Keran Impor Besi Tua Ditutup, Industri Baja Nasional Lumpuh
Asosiasi Industri Besi dan Baja Indonesia atau IISIA mengatakan seluruh peleburan baja di dalam negeri telah menghentikan operasinya pada bulan ini. Sebab, pemerintah telah menutup keran impor besi tua yang menjadi bahan baku industri tersebut.
Wakil Ketua Umum IISIA, Ismail Mandry memberikan sinyal mesin produksi di industri peleburan baja saat ini mati karena tidak ada bahan baku. Ia menilai penutupan keran impor besi tua untuk menghentikan penyebaran kontaminasi zat radioaktif atau Cesium-137 tidak tepat.
"Penghentian keran impor besi tua keliru karena pemerintah juga belum tahu apakah scrap yang jadi sumber merupakan baja atau mineral lainnya. Puluhan ribu buruh di industri baja sekarang tidak bekerja," kata Ismail kepada Katadata.co.id, Rabu (22/10).

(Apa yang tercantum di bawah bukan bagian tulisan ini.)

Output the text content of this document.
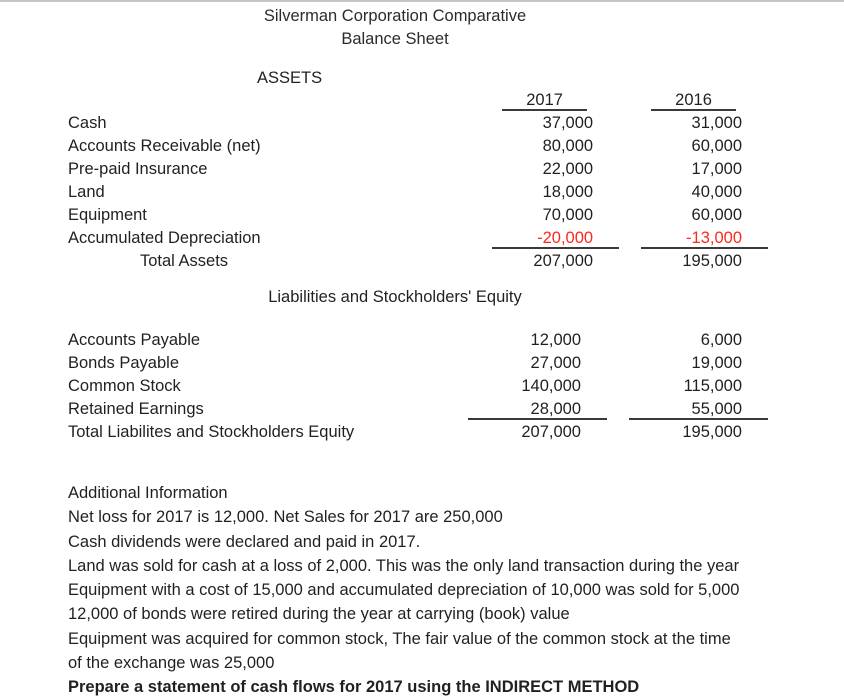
Silverman Corporation Comparative
Balance Sheet
ASSETS
	2017	2016
Cash	37,000	31,000
Accounts Receivable (net)	80,000	60,000
Pre-paid Insurance	22,000	17,000
Land	18,000	40,000
Equipment	70,000	60,000
Accumulated Depreciation	-20,000	-13,000
Total Assets	207,000	195,000
Liabilities and Stockholders' Equity
Accounts Payable	12,000	6,000
Bonds Payable	27,000	19,000
Common Stock	140,000	115,000
Retained Earnings	28,000	55,000
Total Liabilites and Stockholders Equity	207,000	195,000
Additional Information
Net loss for 2017 is 12,000. Net Sales for 2017 are 250,000
Cash dividends were declared and paid in 2017.
Land was sold for cash at a loss of 2,000. This was the only land transaction during the year
Equipment with a cost of 15,000 and accumulated depreciation of 10,000 was sold for 5,000
12,000 of bonds were retired during the year at carrying (book) value
Equipment was acquired for common stock, The fair value of the common stock at the time
of the exchange was 25,000
Prepare a statement of cash flows for 2017 using the INDIRECT METHOD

Untuk diketahui, hampir setengah dari industri baja di dalam negeri menggunakan besi tua sebagai bahan baku. Adapun pabrikan mengolah besi tua menjadi besi billet sebelum akhirnya dibentuk menjadi komponen konstruksi, seperti kawat, rangka baja, dan mur.
Cemaran Cesium-137
Pemerintah menemukan pencemaran Cesium-137 bermula dari PT Peter Metal Technology di Kawasan Industri Modern Cikande, Jawa Barat. Ismail menemukan perusahaan tersebut tidak menggunakan besi tua sebagai bahan baku setelah memeriksa aliran bahan baku seluruh pabrik di KIM Cikande di Kementerian Perdagangan.
Dari temuannya, tidak ada pabrik yang menggunakan besi tua di kawasan tersebut. Selain itu, tidak ada sumber yang jelas asal impor bahan baku di area tersebut.
Ismail mengatakan industri baja nasional tidak pernah menemukan cemaran Cesium-137 sejak pertama kali mengimpor besi tua sebagai bahan baku pada 1980-an. Karena itu, ia mempertanyakan alasan pemerintah menghentikan impor besi tua pada bulan ini.
"Kebijakan penghentian impor besi tua membuat kondisi industri baja nasional kacau. Kebijakan ini baru akan dirasakan konsumen selambatnya bulan depan," katanya.
Asal Impor Besi Tua
Menteri Lingkungan Hidup, Hanif Faisol Nurofiq mengatakan pemerintah telah selesai mendekontaminasi 22 pabrik peleburan baja di KIM Cikande. Petugas mengumpulkan ratusan ton limbah hasil peleburan besi tua yang terkontaminasi Cesium-137.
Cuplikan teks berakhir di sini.